Another very annoying habit of Caidin’s is excess quotations. He employs long passages from Bob Scott’s God Is My Co-Pilot, as well as three other World War II histories Caidin co-wrote, which fill up at least several pages of Ragged, Rugged Warriors apiece. He also quotes at length from interviews he conducted with a handful of veterans, all of whom are depicted in glowing terms.

This isn’t so bad in itself. The Bantam War Book series often relied on single-source narratives, and this sort of lived history can be quite stimulating, however subjective. But Caidin’s tubthumping on their behalf does grate.

He introduces us to Walter Krell, “one of the greatest bomber pilots who ever lived.” Not something I’d dispute after reading about Krell here, who performed some extraordinary feats over Japanese-held Rabaul in 1942, but Caidin’s overt boosterism makes Stephen Ambrose seem tame by comparison.
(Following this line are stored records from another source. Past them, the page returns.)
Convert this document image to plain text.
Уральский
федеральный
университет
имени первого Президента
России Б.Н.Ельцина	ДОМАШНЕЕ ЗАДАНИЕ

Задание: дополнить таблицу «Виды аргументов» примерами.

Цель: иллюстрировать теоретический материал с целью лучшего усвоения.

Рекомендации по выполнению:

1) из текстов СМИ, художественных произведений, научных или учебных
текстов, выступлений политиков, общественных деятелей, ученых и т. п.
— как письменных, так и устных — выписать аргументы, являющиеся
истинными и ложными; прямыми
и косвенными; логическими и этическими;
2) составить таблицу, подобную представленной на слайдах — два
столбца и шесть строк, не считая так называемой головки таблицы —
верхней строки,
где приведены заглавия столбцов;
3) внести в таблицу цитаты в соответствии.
Ambrose was bellicose, especially so as he got older and became more of a brand name, but at least he worked in multiple sources when praising the American fighting man.
Author Martin Caidin. In addition to war books, he produced a great deal of science fiction. His novel Cyborg became a hit TV series, "The Six Million Dollar Man." He died in 1997, at age 69. Image from https://www.goodreads.com/author/show/99333.Martin_Caidin


Caidin’s dramatic license does work to get the blood going. There is an account late in the book about an attack by a B-26 Marauder bomber against Japanese carriers during the Battle of Midway which sold me completely in its depiction of the craziness and horror experienced. No cheap thrills; just honest reportage, however sourced.

Caidin also spends valuable time depicting the work of the ground crews, an underrepresented element in many better books about the air war. In New Guinea, they slept through the day, which was too hot for runway work; and toiled through the night, ignoring ravenous mosquitoes.

Bodies became caked with dirt, hair matted with grease, hands and faces packed with grime. Cuts and bruises along the body were common because the men used makeshift tools and often slipped and fell from their precarious working mounts.

The resourcefulness and bravery of these men is a story that deserved to be told, and Caidin tells it, but in a way that feels pulled from the pages of some bygone men’s magazine like Argosy, for which Caidin often wrote. Despite his opening comments about you needing to appreciate how the tide was turned in the Pacific, he doesn’t actually follow that up with any strategic or tactical rationales. Rather, he alternates stories of sacrifice and derring-do that emphasize guts over reason.

Those stories register as the only things Caidin wants to relate, again and again, never mind that these anecdotes fail to cohere in any way other than celebrating the same few men over and over. Ragged and rugged they certainly were; too bad their story is told the same way.